Romance scams cause victims severe financial hardship and personal embarrassment, which, despite massive losses, inhibits their decision to report the crime.

Members of the Ontario Provincial Police (OPP) Anti-Rackets Branch say criminals use the romance scam to seek potential victims online, generally single or recently unattached people.

“One of the most devastating fraud schemes in Canada is perpetrated through the romance scam,” said F. Bertucca of the OPP Investigations and Organized Crime Command. “It is an emotional roller coaster for victims who deal with emotional and financial losses associated with this deception.”

Usually this form of mass marketing fraud occurs through singles and dating-related ‘meet’ websites, social media platforms, or e-mail blasts. In some cases, prolonged interaction with individuals has cost some victims tens of thousands of dollars before the ‘relationship’ ends, usually without ever meeting in person. Among the most vulnerable are seniors.

In 2015, the romance scam generated 298 complaints and claimed 216 victims in Ontario who lost $7.9 million. Police admit 95 per cent of the crimes go unreported.

The OPP and its partners at the Canadian Anti-Fraud Centre have some tips to help you avoid becoming a victim of the romance scam.

Don’t give out any personal information in an email or when you are chatting online. Educate yourself. Check the person’s name, the company name and the addresses used. 

Ask yourself, would someone I have never met really declare their love for me after only a few letters or emails? If the answer is no, report it to police.

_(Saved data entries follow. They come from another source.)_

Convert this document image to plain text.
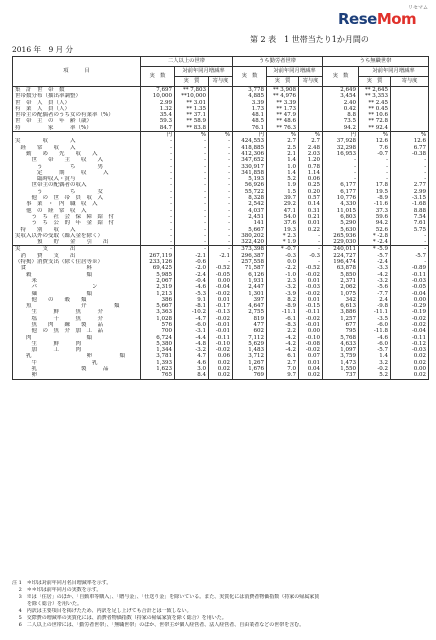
第 2 表　1 世帯当たり1か月間の
2016 年　9 月 分
リセマム
ReseMom
項　　　目	二人以上の世帯			うち勤労者世帯			うち無職世帯		
	実　数	対前年同月増減率		実　数	対前年同月増減率		実　数	対前年同月増減率	
		実　質	寄与度		実　質	寄与度		実　質	寄与度
集　計　世　帯　数	7,697	** 7,803		3,778	** 3,908		2,649	** 2,645	
世帯数分布（抽出率調整）	10,000	**10,000		4,885	** 4,976		3,454	** 3,353	
世　帯　人　員（人）	2.99	** 3.01		3.39	** 3.39		2.40	** 2.45	
有　業　人　員（人）	1.32	** 1.35		1.73	** 1.73		0.42	** 0.45	
世帯主の配偶者のうち女の有業率（%）	35.4	** 37.1		48.1	** 47.9		8.8	** 10.6	
世　帯　主　の　年　齢（歳）	59.3	** 58.9		48.5	** 48.6		73.5	** 72.8	
持　　　　　家　　　率（%）	84.7	** 83.8		76.1	** 76.3		94.2	** 92.4	
	円	%	%	円	%	%	円	%	%
実　　　　収　　　　入	-	-	-	424,553	2.7	2.7	37,928	12.6	12.6

　経　　常　　収　　入	-	-	-	418,885	2.5	2.48	32,298	7.6	6.77

　　勤　　め　　先　　収　　入	-	-	-	412,306	2.1	2.03	16,953	-0.7	-0.38
　　　世　　帯　　主　　収　　入	-	-	-	347,652	1.4	1.20	-	-	-
　　　　う　　　　　ち　　　　男	-	-	-	330,917	1.0	0.78	-	-	-
　　　　定　　　期　　　収　　　入	-	-	-	341,858	1.4	1.14	-	-	-
　　　　臨時収入・賞与	-	-	-	5,193	5.2	0.06	-	-	-

　　　世帯主の配偶者の収入	-	-	-	56,926	1.9	0.25	6,177	17.8	2.77
　　　　う　　　　　ち　　　　女	-	-	-	55,722	1.5	0.20	6,177	19.5	2.99
　　　他　の　世　帯　員　収　入	-	-	-	8,328	39.7	0.57	10,776	-8.9	-3.15

　　事　業　・　内　職　収　入	-	-	-	2,542	29.2	0.14	4,330	-11.6	-1.68
　　他　の　経　常　収　入	-	-	-	4,037	47.1	0.31	11,015	37.3	8.88
　　　う　ち　社　会　保　障　給　付	-	-	-	2,451	54.0	0.21	6,803	59.6	7.54
　　　う　ち　公　的　年　金　給　付	-	-	-	141	37.6	0.01	5,290	94.2	7.61

　特　　別　　収　　入	-	-	-	5,667	19.3	0.22	5,630	52.6	5.75

実収入以外の受取（繰入金を除く）	-	-	-	380,202	* 2.3	-	265,936	* -2.8	-

　　　　預　　貯　　金　　引　　出	-	-	-	322,420	* 1.9	-	229,030	* -2.4	-

実　　　　支　　　　出	-	-	-	373,398	* -0.7	-	240,011	* -5.9	-

　消　　費　　支　　出	267,119	-2.1	-2.1	296,387	-0.3	-0.3	224,727	-5.7	-5.7

（特掲）消費支出（除く住居等※）	233,126	-0.6	-	257,558	0.0	-	196,474	-2.4	-

　食　　　　　　　　　　　料	69,425	-2.0	-0.52	71,587	-2.2	-0.52	63,878	-3.3	-0.89

　　穀　　　　　　　　　　類	5,985	-2.4	-0.05	6,126	-1.0	-0.02	5,850	-4.2	-0.11
　　　米	2,067	-0.4	0.00	1,931	2.3	0.01	2,371	-3.2	-0.03
　　　パ　　　　　　　　　　ン	2,319	-4.6	-0.04	2,447	-3.2	-0.03	2,062	-5.6	-0.05
　　　麺　　　　　　　　　類	1,213	-5.3	-0.02	1,301	-3.9	-0.02	1,075	-7.7	-0.04
　　　他　　の　　穀　　類	386	9.1	0.01	397	8.2	0.01	342	2.4	0.00

　　魚　　　　　　　　　介　　　　　類	5,667	-8.1	-0.17	4,647	-8.9	-0.15	6,613	-9.8	-0.29
　　　生　　　鮮　　　魚　　　介	3,363	-10.2	-0.13	2,755	-11.1	-0.11	3,886	-11.1	-0.19
　　　塩　　　干　　　魚　　　介	1,028	-4.7	-0.02	819	-6.1	-0.02	1,257	-3.5	-0.02
　　　魚　　肉　　練　　製　　品	576	-6.0	-0.01	477	-8.3	-0.01	677	-6.0	-0.02
　　　他　の　魚　介　加　工　品	700	-3.1	-0.01	602	2.2	0.00	795	-11.8	-0.04

　　肉　　　　　　　　　　類	6,724	-4.4	-0.11	7,112	-4.2	-0.10	5,768	-4.6	-0.11
　　　生　　　鮮　　　肉	5,380	-4.8	-0.10	5,629	-4.2	-0.08	4,633	-6.0	-0.12
　　　加　　　工　　　肉	1,344	-3.2	-0.02	1,483	-4.2	-0.02	1,097	-5.7	-0.03

　　乳　　　　　　　　　　卵　　　　　類	3,781	4.7	0.06	3,712	6.1	0.07	3,759	1.4	0.02
　　　牛　　　　　　　　　　乳	1,393	4.6	0.02	1,267	2.7	0.01	1,473	3.2	0.02
　　　乳　　　　　　　　製　　　品	1,623	3.0	0.02	1,676	7.0	0.04	1,550	-0.2	0.00
　　　卵	765	8.4	0.02	769	9.7	0.02	737	5.2	0.02
注 1　＊印は対前年同月名目増減率を示す。
　 2　＊＊印は前年同月の実数を示す。
　 3　※は「住居」のほか、「自動車等購入」、「贈与金」、「仕送り金」を除いている。また、実質化には消費者物価指数（持家の帰属家賃
　　　を除く総合）を用いた。
　 4　内訳は主要項目を掲げたため、内訳を足し上げても合計とは一致しない。
　 5　交際費の増減率の実質化には、消費者物価指数（持家の帰属家賃を除く総合）を用いた。
　 6　二人以上の世帯には、「勤労者世帯」、「無職世帯」のほか、世帯主が個人経営者、法人経営者、自由業者などの世帯を含む。
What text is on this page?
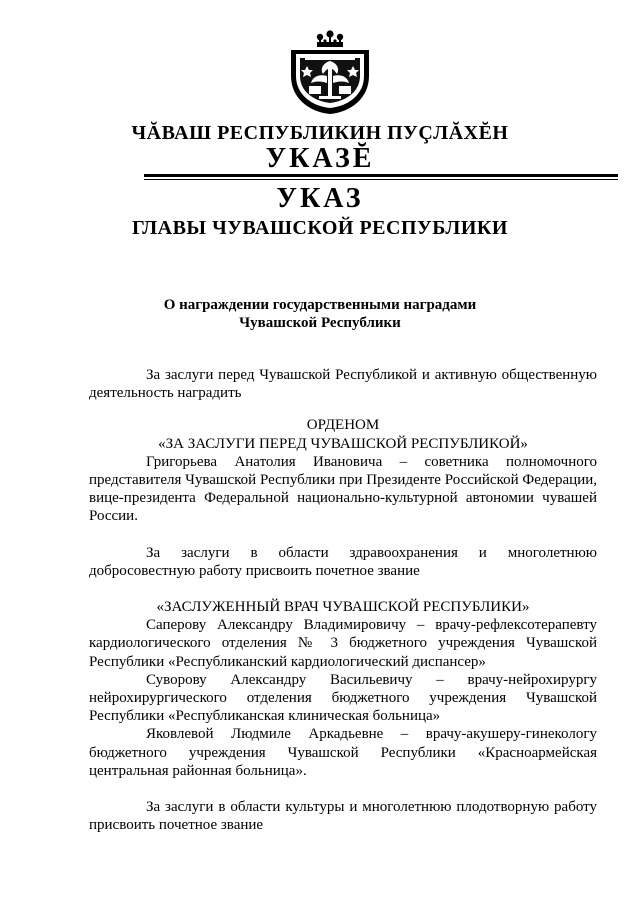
ЧĂВАШ РЕСПУБЛИКИН ПУÇЛĂХĔН
УКАЗĔ
УКАЗ
ГЛАВЫ ЧУВАШСКОЙ РЕСПУБЛИКИ
О награждении государственными наградами
Чувашской Республики

За заслуги перед Чувашской Республикой и активную общественную деятельность наградить

ОРДЕНОМ

«ЗА ЗАСЛУГИ ПЕРЕД ЧУВАШСКОЙ РЕСПУБЛИКОЙ»

Григорьева Анатолия Ивановича – советника полномочного представителя Чувашской Республики при Президенте Российской Федерации, вице-президента Федеральной национально-культурной автономии чувашей России.

За заслуги в области здравоохранения и многолетнюю добросовестную работу присвоить почетное звание

«ЗАСЛУЖЕННЫЙ ВРАЧ ЧУВАШСКОЙ РЕСПУБЛИКИ»

Саперову Александру Владимировичу – врачу-рефлексотерапевту кардиологического отделения № 3 бюджетного учреждения Чувашской Республики «Республиканский кардиологический диспансер»

Суворову Александру Васильевичу – врачу-нейрохирургу нейрохирургического отделения бюджетного учреждения Чувашской Республики «Республиканская клиническая больница»

Яковлевой Людмиле Аркадьевне – врачу-акушеру-гинекологу бюджетного учреждения Чувашской Республики «Красноармейская центральная районная больница».

За заслуги в области культуры и многолетнюю плодотворную работу присвоить почетное звание
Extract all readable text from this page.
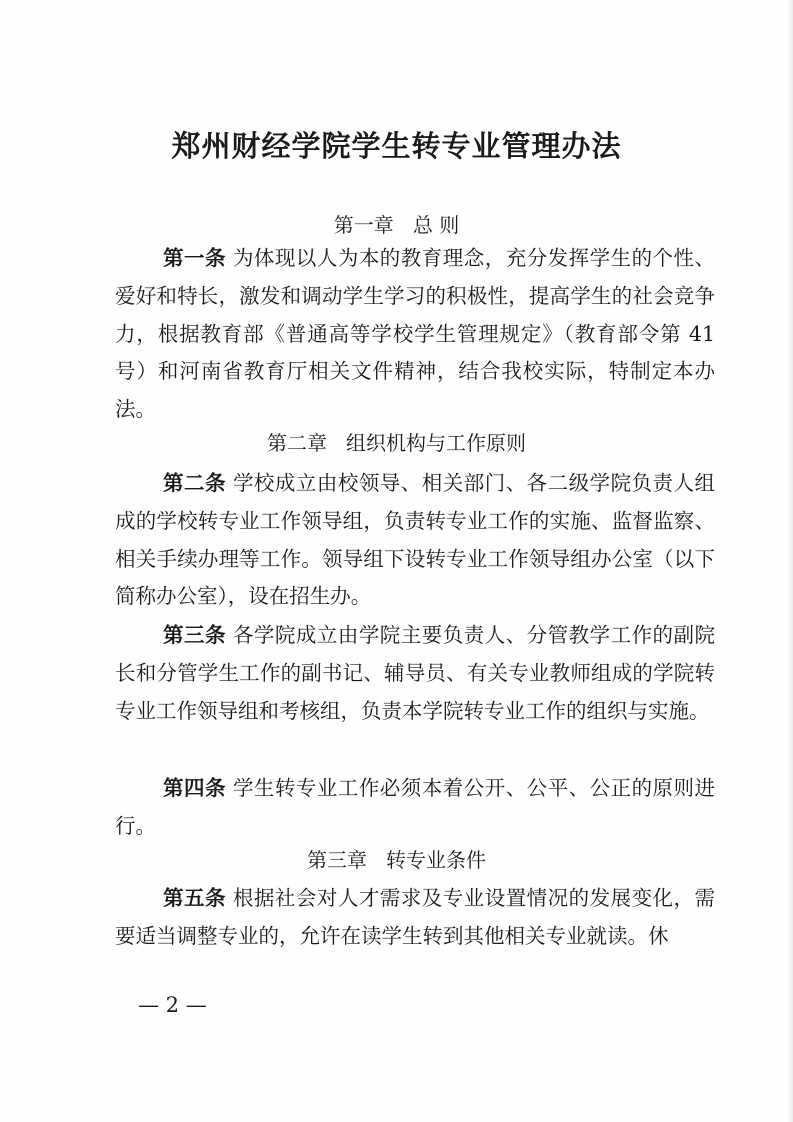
郑州财经学院学生转专业管理办法
第一章   总 则

第一条 为体现以人为本的教育理念，充分发挥学生的个性、爱好和特长，激发和调动学生学习的积极性，提高学生的社会竞争力，根据教育部《普通高等学校学生管理规定》（教育部令第 41 号）和河南省教育厅相关文件精神，结合我校实际，特制定本办法。

第二章   组织机构与工作原则

第二条 学校成立由校领导、相关部门、各二级学院负责人组成的学校转专业工作领导组，负责转专业工作的实施、监督监察、相关手续办理等工作。领导组下设转专业工作领导组办公室（以下简称办公室），设在招生办。

第三条 各学院成立由学院主要负责人、分管教学工作的副院长和分管学生工作的副书记、辅导员、有关专业教师组成的学院转专业工作领导组和考核组，负责本学院转专业工作的组织与实施。

第四条 学生转专业工作必须本着公开、公平、公正的原则进行。

第三章   转专业条件

第五条 根据社会对人才需求及专业设置情况的发展变化，需要适当调整专业的，允许在读学生转到其他相关专业就读。休

— 2 —
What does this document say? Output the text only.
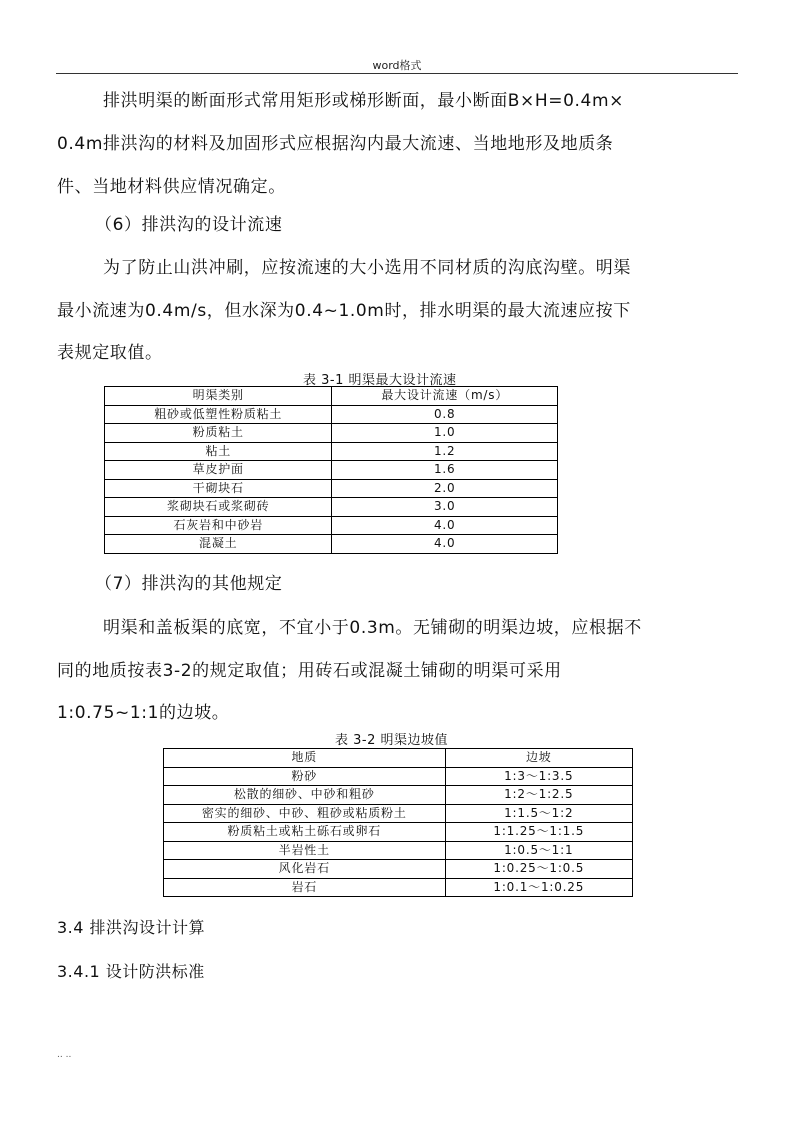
word格式

排洪明渠的断面形式常用矩形或梯形断面，最小断面B×H=0.4m×

0.4m排洪沟的材料及加固形式应根据沟内最大流速、当地地形及地质条

件、当地材料供应情况确定。

（6）排洪沟的设计流速

为了防止山洪冲刷，应按流速的大小选用不同材质的沟底沟壁。明渠

最小流速为0.4m/s，但水深为0.4~1.0m时，排水明渠的最大流速应按下

表规定取值。

表 3-1 明渠最大设计流速
明渠类别	最大设计流速（m/s）
粗砂或低塑性粉质粘土	0.8
粉质粘土	1.0
粘土	1.2
草皮护面	1.6
干砌块石	2.0
浆砌块石或浆砌砖	3.0
石灰岩和中砂岩	4.0
混凝土	4.0

（7）排洪沟的其他规定

明渠和盖板渠的底宽，不宜小于0.3m。无铺砌的明渠边坡，应根据不

同的地质按表3-2的规定取值；用砖石或混凝土铺砌的明渠可采用

1:0.75~1:1的边坡。

表 3-2 明渠边坡值
地质	边坡
粉砂	1:3～1:3.5
松散的细砂、中砂和粗砂	1:2～1:2.5
密实的细砂、中砂、粗砂或粘质粉土	1:1.5～1:2
粉质粘土或粘土砾石或卵石	1:1.25～1:1.5
半岩性土	1:0.5～1:1
风化岩石	1:0.25～1:0.5
岩石	1:0.1～1:0.25
3.4 排洪沟设计计算
3.4.1 设计防洪标准
.. ..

Never send money, or give personal credit card or online account details to anyone you do not know and trust. A request to send money to a foreign country to someone you have never personally met should be a red flag.

Check website addresses carefully. Scammers often set up fake websites with addresses that are very similar to legitimate dating websites.

“Despite the cruelties involved and the emotional trauma sustained, it’s still important for victims of the romance scam to report the crime,” stressed Detective Inspector Mike Bickerton, Director, OPP Anti-Rackets Branch. “All users of computers and the online world should educate themselves and use best practices to ensure their personal and financial security.”

If you or someone you know suspect they’ve been a victim of the romance scam, contact your local police service. You can also file a complaint through the Canadian Anti-Fraud Centre, Crime Stoppers at 1-800-222-8477 (TIPS), or online at www.tipsubmit.com/start.htm.